Site Reliability Engineering

How Google Runs Production Systems

To check if my internet connection is working, I usually type «test» into my browser and see if Google returns any results. When reflected more carefully, this action reveals a surprising assumption of mine: I consider it far more likely that the connection between my laptop and my internet service provider is broken than it is that the Google search service ­– involving Google’s DNS server, its Global Software Load Balancer, Google Frontend, Application Frontend, and Application Backend – is down. And for good reason, it usually is my internet connection.

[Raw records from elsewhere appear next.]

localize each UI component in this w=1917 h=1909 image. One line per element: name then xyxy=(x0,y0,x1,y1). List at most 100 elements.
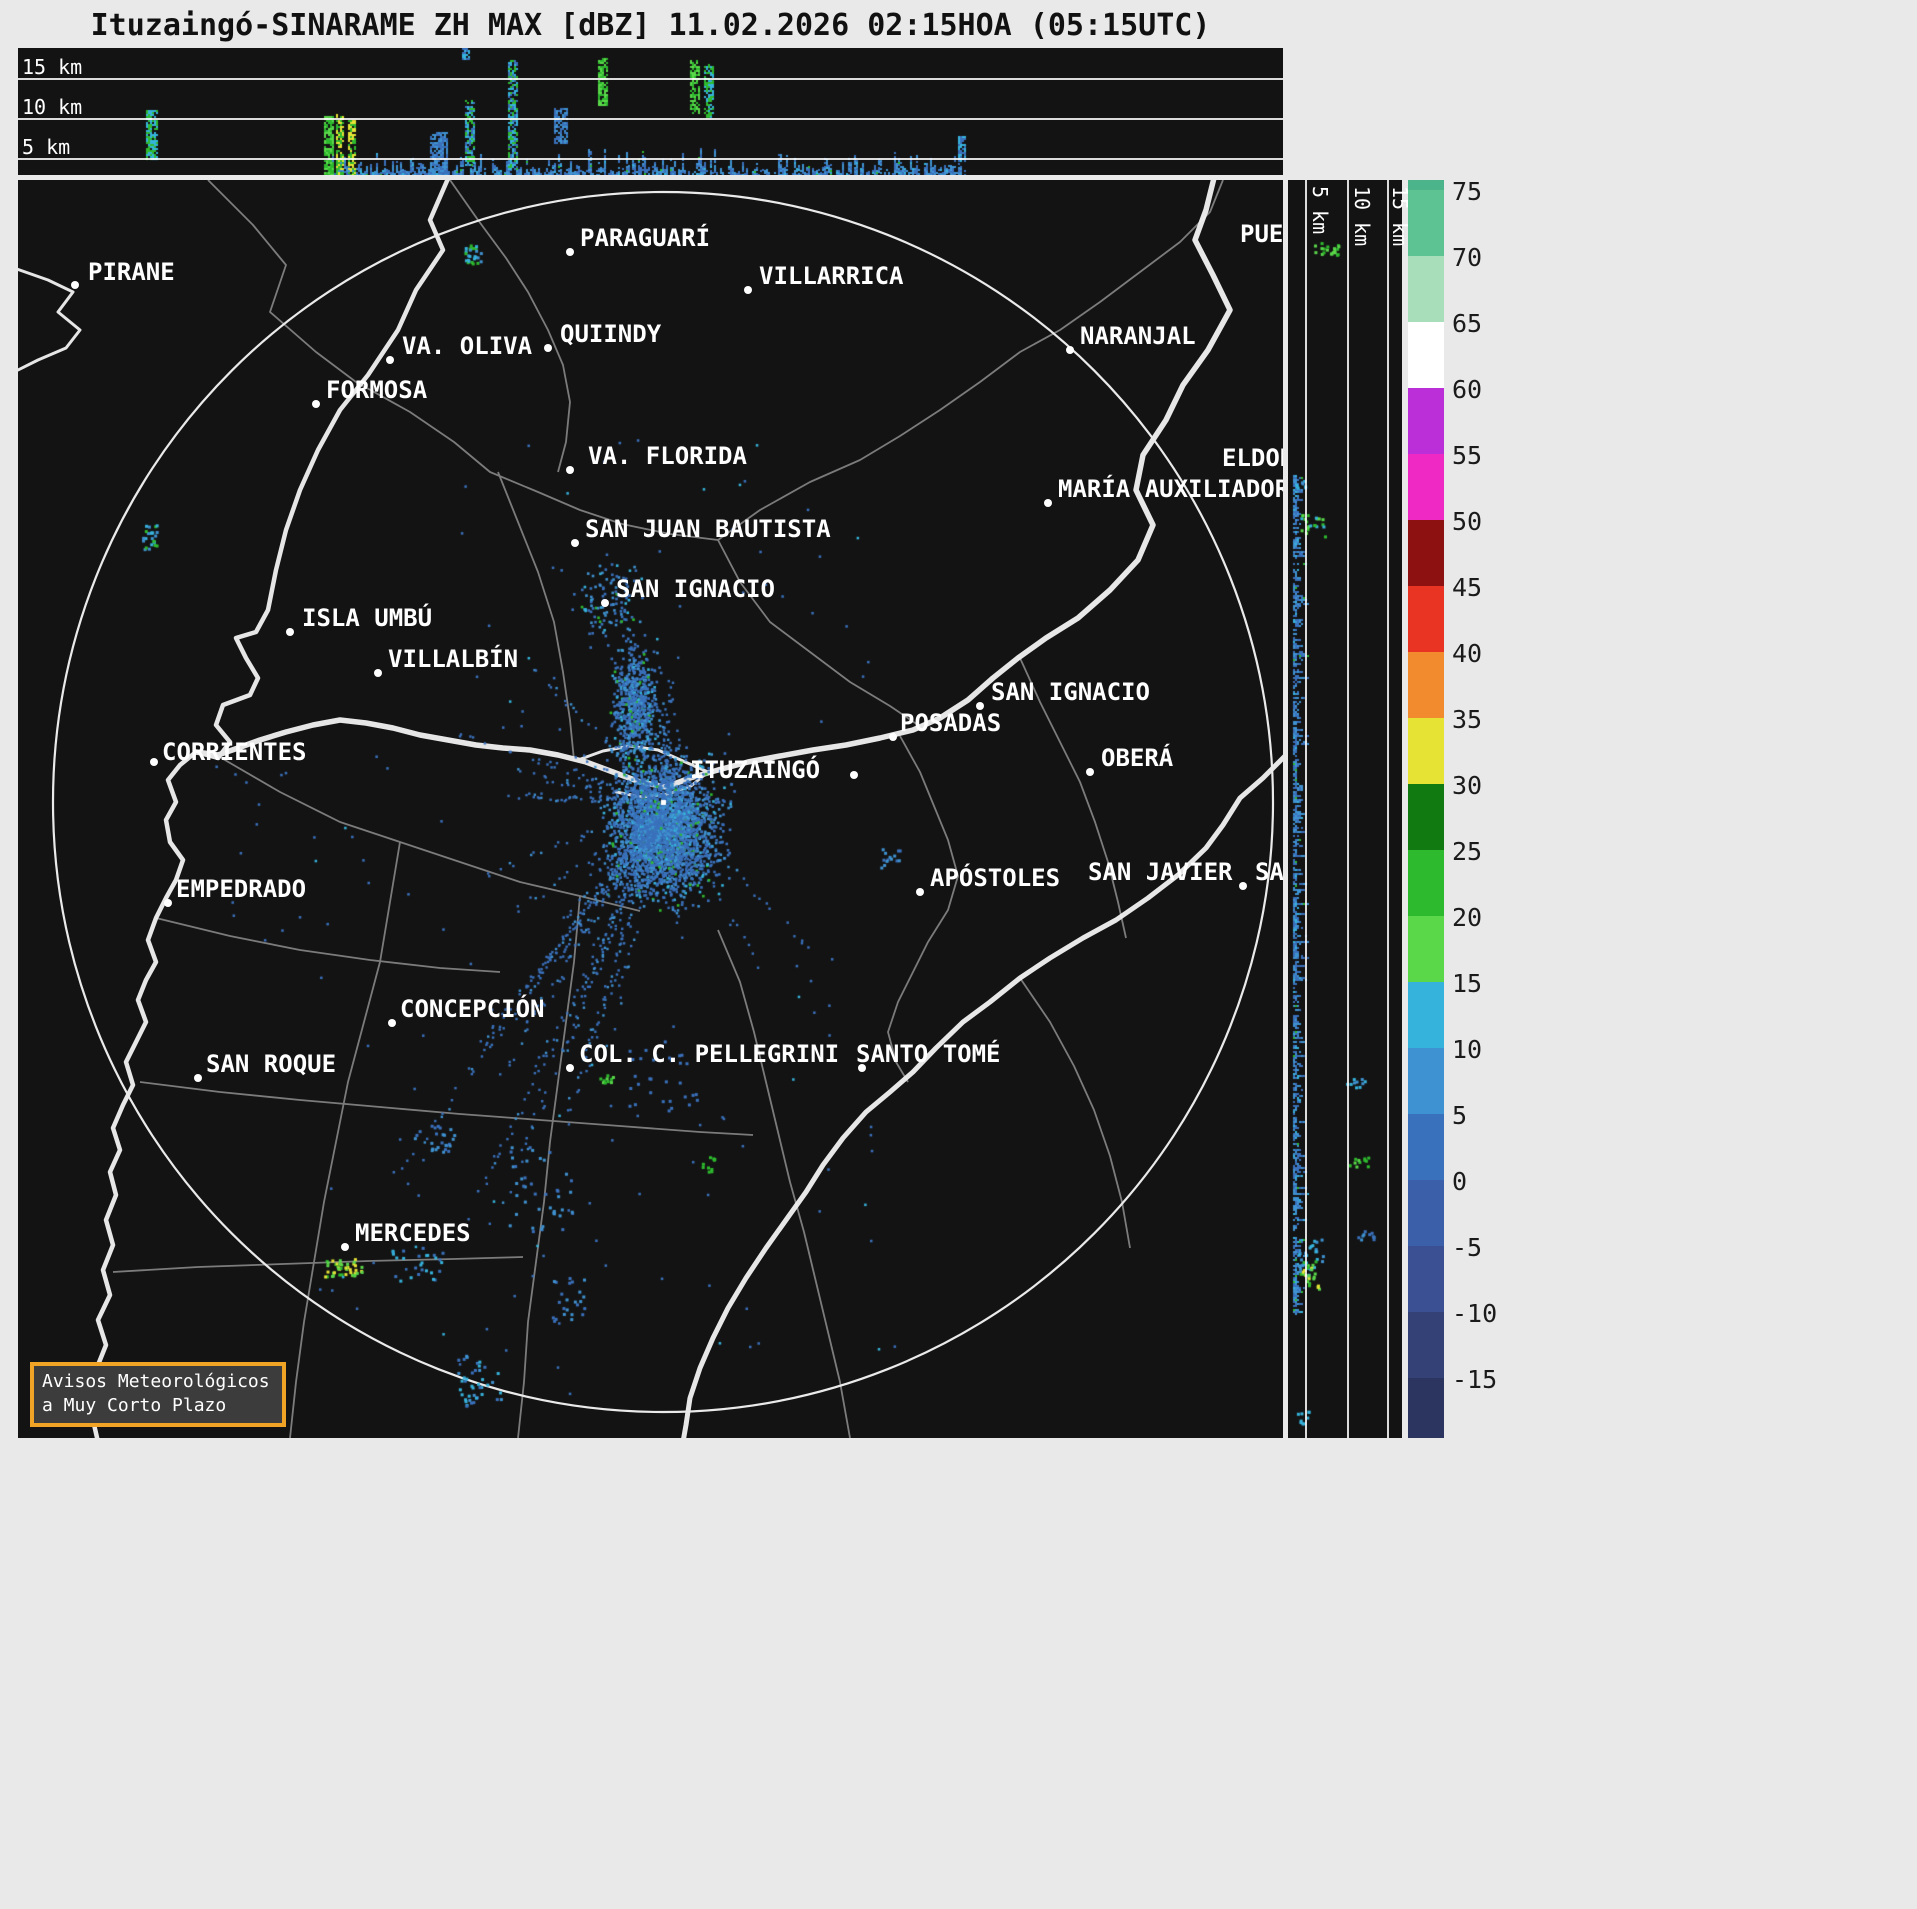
city-label: PIRANE xyxy=(88,258,175,286)
top-profile-canvas xyxy=(18,48,1283,175)
city-dot xyxy=(286,628,294,636)
colorbar-tick-label: 60 xyxy=(1452,375,1483,404)
colorbar-band xyxy=(1408,1114,1444,1180)
main-panel: Avisos Meteorológicos a Muy Corto Plazo … xyxy=(18,180,1283,1438)
warning-line-1: Avisos Meteorológicos xyxy=(42,1371,270,1392)
city-dot xyxy=(544,344,552,352)
city-dot xyxy=(566,466,574,474)
city-label: SANTO TOMÉ xyxy=(856,1040,1001,1068)
colorbar-band xyxy=(1408,916,1444,982)
colorbar-band xyxy=(1408,190,1444,256)
city-label: SAN JUAN BAUTISTA xyxy=(585,515,831,543)
colorbar-band xyxy=(1408,1180,1444,1246)
colorbar-tick-label: 5 xyxy=(1452,1101,1468,1130)
colorbar-tick-label: 65 xyxy=(1452,309,1483,338)
colorbar-band xyxy=(1408,652,1444,718)
city-label: MERCEDES xyxy=(355,1219,471,1247)
colorbar-tick-label: 55 xyxy=(1452,441,1483,470)
colorbar-band xyxy=(1408,388,1444,454)
city-dot xyxy=(150,758,158,766)
altitude-line-15km xyxy=(18,78,1283,80)
colorbar-band xyxy=(1408,586,1444,652)
city-dot xyxy=(341,1243,349,1251)
city-dot xyxy=(858,1064,866,1072)
altitude-line-10km xyxy=(18,118,1283,120)
radar-echo-canvas xyxy=(18,180,1283,1438)
city-label: FORMOSA xyxy=(326,376,428,404)
top-profile-panel: 15 km 10 km 5 km xyxy=(18,48,1283,175)
city-dot xyxy=(601,599,609,607)
colorbar-tick-label: 15 xyxy=(1452,969,1483,998)
city-dot xyxy=(1044,499,1052,507)
altitude-label-15km: 15 km xyxy=(22,55,83,79)
city-label: SAN JAVIER xyxy=(1088,858,1233,886)
city-dot xyxy=(566,248,574,256)
colorbar-tick-label: -15 xyxy=(1452,1365,1498,1394)
colorbar-tick-label: 45 xyxy=(1452,573,1483,602)
colorbar-tick-label: 75 xyxy=(1452,177,1483,206)
city-dot xyxy=(850,771,858,779)
city-label: VILLALBÍN xyxy=(388,645,519,673)
colorbar-band xyxy=(1408,180,1444,190)
city-label: PUER xyxy=(1240,220,1283,248)
city-label: ITUZAINGÓ xyxy=(690,756,821,784)
colorbar-tick-label: 40 xyxy=(1452,639,1483,668)
city-dot xyxy=(916,888,924,896)
colorbar-band xyxy=(1408,718,1444,784)
warning-line-2: a Muy Corto Plazo xyxy=(42,1395,227,1417)
city-label: MARÍA AUXILIADOR xyxy=(1058,475,1283,503)
altitude-line-5km-v xyxy=(1305,180,1307,1438)
colorbar-tick-label: -10 xyxy=(1452,1299,1498,1328)
colorbar-band xyxy=(1408,982,1444,1048)
city-dot xyxy=(1066,346,1074,354)
city-label: VA. OLIVA xyxy=(402,332,533,360)
colorbar-ticks: 75 70 65 60 55 50 45 40 35 30 25 20 15 10 5 0 -5 -10 -15 xyxy=(1452,177,1542,1438)
city-label: POSADAS xyxy=(900,709,1002,737)
right-profile-panel: 5 km 10 km 15 km xyxy=(1288,180,1412,1438)
city-label: APÓSTOLES xyxy=(930,864,1061,892)
colorbar-band xyxy=(1408,520,1444,586)
footer: Servicio Meteorológico Nacional Argentin… xyxy=(0,1443,1917,1909)
altitude-line-10km-v xyxy=(1347,180,1349,1438)
altitude-label-5km-v: 5 km xyxy=(1308,186,1332,235)
city-label: NARANJAL xyxy=(1080,322,1196,350)
city-label: SAN IGNACIO xyxy=(616,575,775,603)
city-dot xyxy=(164,899,172,907)
colorbar-band xyxy=(1408,1312,1444,1378)
city-dot xyxy=(71,281,79,289)
colorbar-band xyxy=(1408,454,1444,520)
city-dot xyxy=(386,356,394,364)
colorbar-tick-label: 35 xyxy=(1452,705,1483,734)
city-label: PARAGUARÍ xyxy=(580,224,711,252)
city-dot xyxy=(566,1064,574,1072)
city-label: COL. C. PELLEGRINI xyxy=(579,1040,840,1068)
colorbar-tick-label: 70 xyxy=(1452,243,1483,272)
city-label: QUIINDY xyxy=(560,320,662,348)
city-label: EMPEDRADO xyxy=(176,875,307,903)
colorbar-tick-label: -5 xyxy=(1452,1233,1483,1262)
colorbar-tick-label: 10 xyxy=(1452,1035,1483,1064)
city-dot xyxy=(976,702,984,710)
city-label: VILLARRICA xyxy=(759,262,904,290)
city-dot xyxy=(388,1019,396,1027)
altitude-line-5km xyxy=(18,158,1283,160)
altitude-line-15km-v xyxy=(1387,180,1389,1438)
altitude-label-10km: 10 km xyxy=(22,95,83,119)
colorbar-band xyxy=(1408,1378,1444,1438)
colorbar-band xyxy=(1408,322,1444,388)
city-dot xyxy=(889,733,897,741)
city-label: SAN IGNACIO xyxy=(991,678,1150,706)
city-dot xyxy=(1239,882,1247,890)
city-label: ELDOR xyxy=(1222,444,1283,472)
altitude-label-10km-v: 10 km xyxy=(1350,186,1374,247)
city-label: CORRIENTES xyxy=(162,738,307,766)
colorbar-tick-label: 25 xyxy=(1452,837,1483,866)
right-profile-canvas xyxy=(1288,180,1402,1438)
city-dot xyxy=(312,400,320,408)
warning-box: Avisos Meteorológicos a Muy Corto Plazo xyxy=(30,1362,286,1427)
altitude-label-5km: 5 km xyxy=(22,135,71,159)
city-label: VA. FLORIDA xyxy=(588,442,747,470)
city-dot xyxy=(374,669,382,677)
colorbar-tick-label: 0 xyxy=(1452,1167,1468,1196)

In the book Site Reliability Engineering: How Google Runs Production Systems, Google Site Reliability Engineers (SREs) outline the core ideas, practices, and guidelines that enable them to manage their systems with such reliability. The SRE discipline itself was invented at Google. I have read the book and summarized it on my personal knowledge hub, Brain. If you are interested in a full summary of the book, including the many technical ideas it contains that I will not delve into here, you can find it there:

This blog post is a reflection on how three core SRE principles have shaped my own work as a DevOps engineer at a startup client.

Rapid Innovation versus Product Stability

The Idea

There is an inherent conflict between the goal of rapid innovation, such as developing new features, and product stability, such as performance and availability. While rolling out many changes to production increases feature velocity, it makes running services reliably more difficult. To optimize user happiness, it is important to strike a balance between the two. In practice, an informal balance is often adopted ­– not least based on the teams‘ negotiation skills ­– which may not be ideal.

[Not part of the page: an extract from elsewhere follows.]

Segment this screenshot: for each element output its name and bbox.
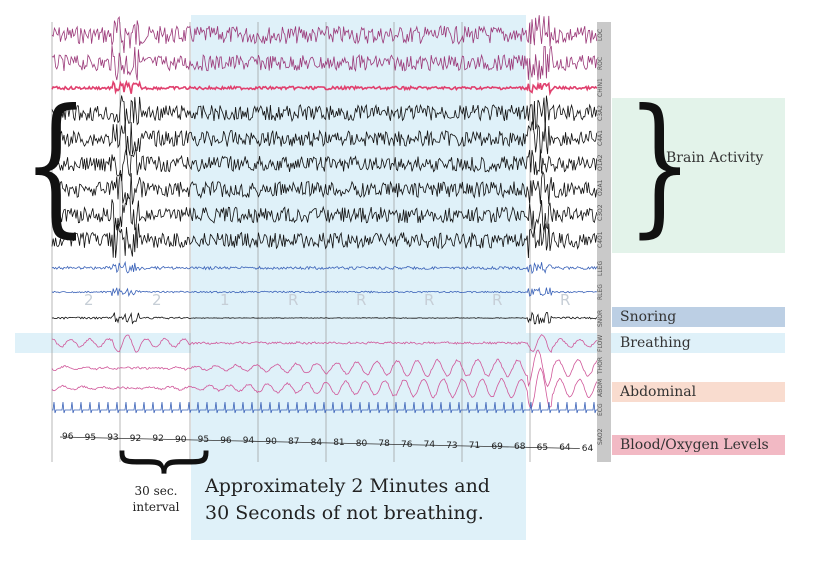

The SRE approach implements the balance by using an objective measure: a quarterly error budget based on the service-level objective (SLO), as discussed in Chapter 3 of the book. As long as the measured uptime is above the SLO, new features can be released. Once the error budget is depleted, Google chooses to block further releases, prompting engineers to reconsider (and likely improve) the software’s fault tolerance, testing, and release processes. Thus, the error budget provides a common incentive to find the right «innovation versus stability» trade-off.

As an additional benefit, this process highlights essential aspects for reliably running a service. First, sensible SLOs must be defined (Chapter 4). This requires thinking deeply about (and finding out) what users actually care about. Only once the definition of reliable is clear for a particular service can one work toward that goal. Second, proper monitoring must be in place. To establish an objective quarterly error budget, there must be an objective measurement of uptime (Chapters 6 and 10). Third, the mean time between failures (MTBF) and mean time to repair (MTTR) become relevant in order to avoid depleting the error budget. Topics such as testing (Chapter 17), on-call duties (Chapter 11), effective emergency response (Chapter 13), and effective incident management (Chapter 14) are emphasized.

Applying It

At my client, there is a strong focus on rapid innovation. After all, this is to be expected from a start-up whose main selling point is innovation. At the same time, given that critical infrastructure is involved, reliability and security must not be neglected.

Early on, we prioritised improving the monitoring of deployments. Initially, we relied on the monitoring offered by the cloud provider, implementing basic dashboards and alerts within their system. Since then, we have built our own monitoring stack based on OpenTelemetry, Prometheus, Elasticsearch and Grafana, which allows us to export custom application-level metrics for our stack. Achieving good observability is hard, and I am still not entirely satisfied with our current setup. Some alerts are still too noisy, some metrics are exported that are not used, and some dashboards are too cluttered. However, having basic observability in place that is properly persisted is indispensable as a foundation for reliability.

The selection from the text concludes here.